There’s no shortage of good intentions. Nearly two-thirds of associations (63.2%) cited member engagement as one of their top three priorities for the next year. But the research revealed that associations face a tough road if they hope to build a strong, enduring connection with a large share of their membership base. The report shows low levels of volunteer commitment, along with low participation from members on social media networks and small levels of non-dues purchases.
The Pulse Report held a glimmer of good news for one type of association: About a quarter of organizations reported that at least three-quarters of their members were involved with certification programs, roughly the same proportion of respondents—27.2%—who said affiliation was mandatory for some or all of their members. That means mandatory certification is a good enough lifeline for associations that offer it, even though one-fifth of survey respondents said members joined their associations because they had to, not because they wanted to.

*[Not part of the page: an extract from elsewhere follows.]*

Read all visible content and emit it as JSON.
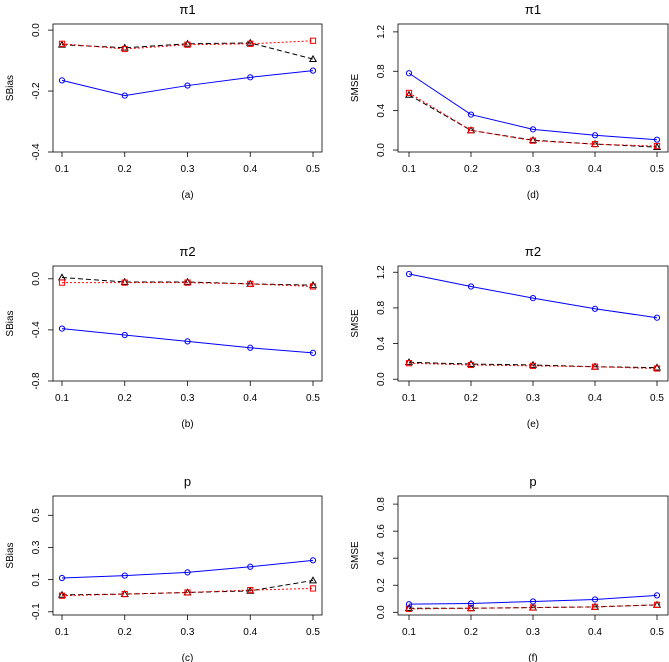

In an uncertain economy, nobody should second-guess a reliable source of membership and revenue, and there are very good reasons for the mandatory certifications that many professions require. But we’re only doing part of our job if people affiliate with their associations because they have no choice, not because it’s where they want to be. And that goes back to the community-building tools that most associations are still learning how to use.
- With the right engagement and outreach strategy, members build their own networks and find their own ways to maximize the value they get back for their annual dues.
- An effective social media program creates a steady flow of valuable news, information, and education, while creating pathways for members to pick the content that is most useful to them.
- Associations already know that volunteering is a virtuous circle—the more actively members engage, the more likely they are to stay involved. By placing members themselves at the centre of your membership strategy, you can give them many more reasons to volunteer.
The 2012 Pulse Report showed that there’s a lot of work ahead for associations that want to re-envision and recreate their member relationships. But unless you’re delighted with your member engagement and revenue, this might be the right time to get started.